Wegerechte sind in Paragraph 38 Straßenverkehrsordnung geregelt und ordnen an, "alle übrigen Verkehrsteilnehmer müssen SOFORT freie Bahn schaffen". Um Wegerechte in Anspruch zu nehmen, bedarf es Blaulicht UND Folgetonhorn, das Blaulicht alleine, gibt also noch kein Wegerecht, auch wenn die meisten Verkehrsteilnehmer dennoch freie Bahn schaffen.
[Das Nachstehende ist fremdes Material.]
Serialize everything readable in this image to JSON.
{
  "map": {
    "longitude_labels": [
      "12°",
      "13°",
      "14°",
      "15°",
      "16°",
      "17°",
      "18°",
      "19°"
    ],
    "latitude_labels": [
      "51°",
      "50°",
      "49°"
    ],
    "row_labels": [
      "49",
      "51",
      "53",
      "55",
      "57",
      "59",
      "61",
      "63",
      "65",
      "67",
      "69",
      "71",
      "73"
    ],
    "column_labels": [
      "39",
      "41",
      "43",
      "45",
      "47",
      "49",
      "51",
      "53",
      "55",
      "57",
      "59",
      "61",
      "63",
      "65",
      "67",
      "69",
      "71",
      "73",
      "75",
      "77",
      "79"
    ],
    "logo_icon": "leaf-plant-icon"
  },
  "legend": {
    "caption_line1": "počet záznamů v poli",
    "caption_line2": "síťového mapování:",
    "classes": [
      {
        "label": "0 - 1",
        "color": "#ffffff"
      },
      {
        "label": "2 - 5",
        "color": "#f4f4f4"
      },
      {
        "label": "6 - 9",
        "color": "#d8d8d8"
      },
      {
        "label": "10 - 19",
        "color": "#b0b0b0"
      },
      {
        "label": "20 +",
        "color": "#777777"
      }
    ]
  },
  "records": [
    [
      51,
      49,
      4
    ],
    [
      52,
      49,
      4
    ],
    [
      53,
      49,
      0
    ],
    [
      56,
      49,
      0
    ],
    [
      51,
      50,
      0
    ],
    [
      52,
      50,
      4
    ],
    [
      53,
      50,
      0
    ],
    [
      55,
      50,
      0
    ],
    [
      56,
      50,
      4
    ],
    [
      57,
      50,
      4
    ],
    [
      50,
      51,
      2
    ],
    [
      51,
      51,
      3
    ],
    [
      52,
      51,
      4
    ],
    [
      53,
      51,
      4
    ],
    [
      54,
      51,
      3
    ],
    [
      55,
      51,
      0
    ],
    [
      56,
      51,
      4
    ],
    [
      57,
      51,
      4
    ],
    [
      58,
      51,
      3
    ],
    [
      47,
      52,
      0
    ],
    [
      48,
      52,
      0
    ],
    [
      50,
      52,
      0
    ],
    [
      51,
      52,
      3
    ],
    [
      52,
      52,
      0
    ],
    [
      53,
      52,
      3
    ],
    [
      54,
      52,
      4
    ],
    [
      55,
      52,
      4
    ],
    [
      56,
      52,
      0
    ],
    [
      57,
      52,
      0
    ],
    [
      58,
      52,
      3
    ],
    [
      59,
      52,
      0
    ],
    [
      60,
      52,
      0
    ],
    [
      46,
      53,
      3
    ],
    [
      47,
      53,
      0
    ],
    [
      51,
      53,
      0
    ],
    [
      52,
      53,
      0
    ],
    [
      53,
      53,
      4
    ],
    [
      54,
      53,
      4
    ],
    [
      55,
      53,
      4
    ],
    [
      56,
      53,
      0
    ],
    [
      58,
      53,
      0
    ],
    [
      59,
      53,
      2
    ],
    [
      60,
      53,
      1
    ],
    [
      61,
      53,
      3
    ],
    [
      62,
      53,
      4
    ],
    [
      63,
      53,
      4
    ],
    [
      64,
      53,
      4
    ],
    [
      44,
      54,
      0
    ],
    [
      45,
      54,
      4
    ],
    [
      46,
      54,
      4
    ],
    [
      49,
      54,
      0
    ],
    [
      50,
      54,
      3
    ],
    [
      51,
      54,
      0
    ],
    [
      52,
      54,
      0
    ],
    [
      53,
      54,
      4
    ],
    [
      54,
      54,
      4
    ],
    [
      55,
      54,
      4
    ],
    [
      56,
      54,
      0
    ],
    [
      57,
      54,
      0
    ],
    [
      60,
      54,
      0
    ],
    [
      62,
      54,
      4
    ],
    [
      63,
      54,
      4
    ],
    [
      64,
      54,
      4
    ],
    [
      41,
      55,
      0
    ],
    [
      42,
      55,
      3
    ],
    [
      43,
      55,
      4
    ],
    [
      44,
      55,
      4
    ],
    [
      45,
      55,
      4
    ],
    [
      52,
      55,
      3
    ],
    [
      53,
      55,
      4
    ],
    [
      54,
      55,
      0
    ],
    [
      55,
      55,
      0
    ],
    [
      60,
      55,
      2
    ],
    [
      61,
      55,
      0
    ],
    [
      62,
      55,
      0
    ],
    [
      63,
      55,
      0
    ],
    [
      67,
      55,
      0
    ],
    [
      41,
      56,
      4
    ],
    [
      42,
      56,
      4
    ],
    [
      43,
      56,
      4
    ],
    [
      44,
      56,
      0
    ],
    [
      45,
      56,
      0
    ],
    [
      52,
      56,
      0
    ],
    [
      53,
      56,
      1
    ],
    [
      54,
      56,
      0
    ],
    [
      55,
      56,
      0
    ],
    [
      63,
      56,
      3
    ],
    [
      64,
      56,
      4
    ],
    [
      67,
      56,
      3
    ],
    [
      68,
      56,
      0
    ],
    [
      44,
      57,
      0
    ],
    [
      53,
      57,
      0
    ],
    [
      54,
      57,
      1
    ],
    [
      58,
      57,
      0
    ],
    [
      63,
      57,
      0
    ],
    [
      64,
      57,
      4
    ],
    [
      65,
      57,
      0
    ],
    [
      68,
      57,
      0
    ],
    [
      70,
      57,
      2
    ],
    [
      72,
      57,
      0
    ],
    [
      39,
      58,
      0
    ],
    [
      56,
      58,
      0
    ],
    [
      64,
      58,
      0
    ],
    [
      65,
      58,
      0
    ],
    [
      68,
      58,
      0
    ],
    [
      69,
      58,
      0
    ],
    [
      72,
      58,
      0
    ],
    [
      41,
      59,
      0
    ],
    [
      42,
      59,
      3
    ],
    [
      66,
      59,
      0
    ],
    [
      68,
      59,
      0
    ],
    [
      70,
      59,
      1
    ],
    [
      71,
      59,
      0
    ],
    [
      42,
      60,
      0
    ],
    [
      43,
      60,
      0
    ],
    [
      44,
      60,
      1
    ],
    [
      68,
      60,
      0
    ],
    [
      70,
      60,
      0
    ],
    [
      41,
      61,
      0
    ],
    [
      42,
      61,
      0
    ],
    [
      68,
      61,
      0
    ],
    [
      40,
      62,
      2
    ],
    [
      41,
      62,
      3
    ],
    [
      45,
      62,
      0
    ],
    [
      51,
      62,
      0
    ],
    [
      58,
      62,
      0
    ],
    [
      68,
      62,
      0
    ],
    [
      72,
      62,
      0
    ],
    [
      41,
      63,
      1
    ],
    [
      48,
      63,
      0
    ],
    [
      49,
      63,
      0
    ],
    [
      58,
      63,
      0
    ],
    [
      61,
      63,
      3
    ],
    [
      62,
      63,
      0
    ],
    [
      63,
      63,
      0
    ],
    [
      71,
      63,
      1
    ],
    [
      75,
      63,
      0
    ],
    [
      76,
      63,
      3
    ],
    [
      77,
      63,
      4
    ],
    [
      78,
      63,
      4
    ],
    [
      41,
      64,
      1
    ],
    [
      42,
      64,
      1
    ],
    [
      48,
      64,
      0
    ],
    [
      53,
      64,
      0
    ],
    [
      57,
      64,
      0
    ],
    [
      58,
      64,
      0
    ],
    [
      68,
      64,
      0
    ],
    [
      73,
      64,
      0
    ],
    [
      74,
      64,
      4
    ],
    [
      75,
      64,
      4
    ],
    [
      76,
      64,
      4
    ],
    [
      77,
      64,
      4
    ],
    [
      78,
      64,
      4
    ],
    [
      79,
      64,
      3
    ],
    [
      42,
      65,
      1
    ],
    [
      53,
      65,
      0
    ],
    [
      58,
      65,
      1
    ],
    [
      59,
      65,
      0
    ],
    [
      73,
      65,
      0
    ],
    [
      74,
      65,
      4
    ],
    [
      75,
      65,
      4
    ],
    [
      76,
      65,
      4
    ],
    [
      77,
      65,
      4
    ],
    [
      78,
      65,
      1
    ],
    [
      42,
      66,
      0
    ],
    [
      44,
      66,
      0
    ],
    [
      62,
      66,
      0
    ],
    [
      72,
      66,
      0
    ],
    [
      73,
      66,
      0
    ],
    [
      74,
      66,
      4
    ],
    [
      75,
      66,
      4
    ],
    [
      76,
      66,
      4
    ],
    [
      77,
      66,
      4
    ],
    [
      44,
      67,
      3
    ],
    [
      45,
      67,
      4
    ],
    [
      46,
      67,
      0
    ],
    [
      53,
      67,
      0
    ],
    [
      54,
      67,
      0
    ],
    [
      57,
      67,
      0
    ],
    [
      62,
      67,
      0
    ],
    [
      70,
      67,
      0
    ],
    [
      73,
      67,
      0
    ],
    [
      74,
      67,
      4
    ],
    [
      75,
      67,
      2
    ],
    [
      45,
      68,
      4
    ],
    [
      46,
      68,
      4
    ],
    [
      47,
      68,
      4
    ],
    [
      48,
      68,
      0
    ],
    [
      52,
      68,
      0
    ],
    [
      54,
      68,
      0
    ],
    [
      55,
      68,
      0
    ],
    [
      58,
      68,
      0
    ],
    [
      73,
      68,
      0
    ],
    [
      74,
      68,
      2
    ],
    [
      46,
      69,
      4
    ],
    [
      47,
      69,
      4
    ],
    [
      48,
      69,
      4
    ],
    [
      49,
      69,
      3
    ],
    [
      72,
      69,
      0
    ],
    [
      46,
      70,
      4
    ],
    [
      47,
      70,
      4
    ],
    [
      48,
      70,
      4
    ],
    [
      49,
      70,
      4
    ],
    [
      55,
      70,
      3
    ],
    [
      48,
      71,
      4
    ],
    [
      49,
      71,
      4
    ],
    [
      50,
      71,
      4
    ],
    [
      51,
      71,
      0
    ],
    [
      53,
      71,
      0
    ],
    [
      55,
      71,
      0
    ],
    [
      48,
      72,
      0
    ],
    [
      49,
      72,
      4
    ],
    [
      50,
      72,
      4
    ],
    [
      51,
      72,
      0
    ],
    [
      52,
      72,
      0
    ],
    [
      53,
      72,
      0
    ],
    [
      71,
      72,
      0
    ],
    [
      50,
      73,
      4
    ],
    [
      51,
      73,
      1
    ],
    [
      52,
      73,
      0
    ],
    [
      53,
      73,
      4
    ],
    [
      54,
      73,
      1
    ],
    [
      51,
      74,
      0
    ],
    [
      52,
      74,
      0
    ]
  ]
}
Wegerecht darf verwendet werden, um bedeutende Sachwerte zu erhalten (zum Beispiel das brennende Haus bei der Feuerwehr), flüchtige Personen zu verfolgen (Polizei, Zoll) oder um Menschenleben zu retten und schwere gesundheitliche Schäden abzuwenden (Rettungsdienst aber auch Feuerwehr, wenn die Feuerwehr zum Beispiel bei einem Unfall jemanden befreien muss). Das Horn muss also immer eingeschaltet werden, wenn Wegerechte durchgesetzt werden müssen, zum Beispiel im Stau oder beim fahren über eine rote Ampel, da man da zwar drüberfahren darf (Sonderrechte), der Querverkehr aber ohne Horn nicht anhalten müsste, da kein Wegerecht in Anspruch genommen wird.